Tuesday, March 4, 2008

A Man of His Time

I am about one quarter of the way through Walter Isaacson's voluminous biography of Benjamin Franklin. Granted, with an upcoming HBO mini-series of John Adams I probably should have finished David McCullough's book to get his take on Adams but no matter, this one already has me plotting a return to Philadelphia for a round of colonial tour nostalgia.

As it is I am trying to wrap my brain around the fact that with only a third way through his life --even before Franklin was elected to the continental congress --the man already had invented the lightening rod, the Franklin stove, started the first American library, fire department, organized an American militia and helped established what would become the University of Pennsylvania...and the man was just getting started. But hey Ben, would you have accomplished that much if you had television and the internet to distract you? Somehow that makes me feel better.

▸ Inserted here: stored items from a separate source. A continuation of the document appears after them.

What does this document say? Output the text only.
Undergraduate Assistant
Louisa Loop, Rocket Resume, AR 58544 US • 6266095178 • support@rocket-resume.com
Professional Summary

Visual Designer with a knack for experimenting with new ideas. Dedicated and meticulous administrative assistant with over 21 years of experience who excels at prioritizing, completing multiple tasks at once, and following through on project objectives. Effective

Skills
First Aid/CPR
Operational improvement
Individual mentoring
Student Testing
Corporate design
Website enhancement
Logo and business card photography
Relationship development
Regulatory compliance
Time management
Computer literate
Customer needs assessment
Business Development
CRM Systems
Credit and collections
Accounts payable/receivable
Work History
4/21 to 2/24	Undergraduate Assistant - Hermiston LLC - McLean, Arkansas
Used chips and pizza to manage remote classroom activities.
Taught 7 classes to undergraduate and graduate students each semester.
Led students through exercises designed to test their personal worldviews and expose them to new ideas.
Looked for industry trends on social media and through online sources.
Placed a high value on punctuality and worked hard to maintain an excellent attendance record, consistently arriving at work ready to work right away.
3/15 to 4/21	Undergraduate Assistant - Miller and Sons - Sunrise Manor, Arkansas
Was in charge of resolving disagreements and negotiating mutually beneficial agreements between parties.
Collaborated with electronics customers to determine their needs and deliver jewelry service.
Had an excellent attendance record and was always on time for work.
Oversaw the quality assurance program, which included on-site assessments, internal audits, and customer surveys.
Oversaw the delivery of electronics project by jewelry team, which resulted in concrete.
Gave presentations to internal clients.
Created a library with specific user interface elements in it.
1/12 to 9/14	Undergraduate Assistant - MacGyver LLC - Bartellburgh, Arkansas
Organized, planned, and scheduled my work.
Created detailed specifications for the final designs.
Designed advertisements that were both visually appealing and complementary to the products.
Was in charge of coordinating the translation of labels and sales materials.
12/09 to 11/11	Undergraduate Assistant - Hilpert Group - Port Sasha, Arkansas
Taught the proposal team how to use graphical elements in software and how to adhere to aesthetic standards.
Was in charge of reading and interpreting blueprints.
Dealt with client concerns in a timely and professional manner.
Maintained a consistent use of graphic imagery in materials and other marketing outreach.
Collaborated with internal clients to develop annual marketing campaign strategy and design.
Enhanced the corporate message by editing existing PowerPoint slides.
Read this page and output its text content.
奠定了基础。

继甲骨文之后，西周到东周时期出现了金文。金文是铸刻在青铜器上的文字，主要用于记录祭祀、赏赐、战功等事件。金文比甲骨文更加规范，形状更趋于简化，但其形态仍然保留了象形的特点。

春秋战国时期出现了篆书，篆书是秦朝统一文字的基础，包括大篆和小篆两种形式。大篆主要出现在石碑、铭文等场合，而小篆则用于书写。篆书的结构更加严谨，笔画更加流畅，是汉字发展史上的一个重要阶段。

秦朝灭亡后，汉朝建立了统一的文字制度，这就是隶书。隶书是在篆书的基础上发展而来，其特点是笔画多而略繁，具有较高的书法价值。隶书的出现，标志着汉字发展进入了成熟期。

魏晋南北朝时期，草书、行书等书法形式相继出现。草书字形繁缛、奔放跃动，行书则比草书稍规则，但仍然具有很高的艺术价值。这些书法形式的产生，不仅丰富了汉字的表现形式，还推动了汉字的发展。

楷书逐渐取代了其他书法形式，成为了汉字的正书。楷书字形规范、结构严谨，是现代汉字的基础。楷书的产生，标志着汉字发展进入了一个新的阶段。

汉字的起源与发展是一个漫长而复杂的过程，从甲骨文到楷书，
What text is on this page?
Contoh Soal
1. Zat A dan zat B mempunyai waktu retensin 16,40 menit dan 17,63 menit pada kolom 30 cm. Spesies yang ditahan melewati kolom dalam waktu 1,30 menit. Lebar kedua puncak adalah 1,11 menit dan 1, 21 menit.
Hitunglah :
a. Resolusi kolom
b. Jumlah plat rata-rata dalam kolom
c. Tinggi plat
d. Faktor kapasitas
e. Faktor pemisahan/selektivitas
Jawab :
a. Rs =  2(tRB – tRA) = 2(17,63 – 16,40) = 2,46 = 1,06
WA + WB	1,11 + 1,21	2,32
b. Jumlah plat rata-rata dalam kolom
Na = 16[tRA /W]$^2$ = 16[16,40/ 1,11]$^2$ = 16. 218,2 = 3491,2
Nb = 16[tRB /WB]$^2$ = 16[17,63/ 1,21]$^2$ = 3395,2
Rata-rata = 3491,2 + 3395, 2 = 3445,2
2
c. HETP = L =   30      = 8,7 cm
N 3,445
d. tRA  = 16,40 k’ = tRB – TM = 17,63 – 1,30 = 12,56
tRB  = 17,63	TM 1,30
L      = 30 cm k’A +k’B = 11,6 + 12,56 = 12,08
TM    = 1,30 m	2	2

It is quite fascinating though, living then as he did at the beginning of the age of reason and before the later transcendentalist movement. He was one of those born at the right time and place. He was a believer in the separation of morality and virtue from religion. He was a perfect product of his time, a rationalist able to move easily between the heavy doctrine and rigidity of the puritan doctrine to become a man of civic mindedness and practicality. What little we learn from school textbooks, that later becomes forgotten is how their reality overwhelmingly shaped ours. His profound influence on the American society, modern thinking and world invention belies his amazingly humble beginnings. A figure who truly lived his saying of "God, helps those who help themselves".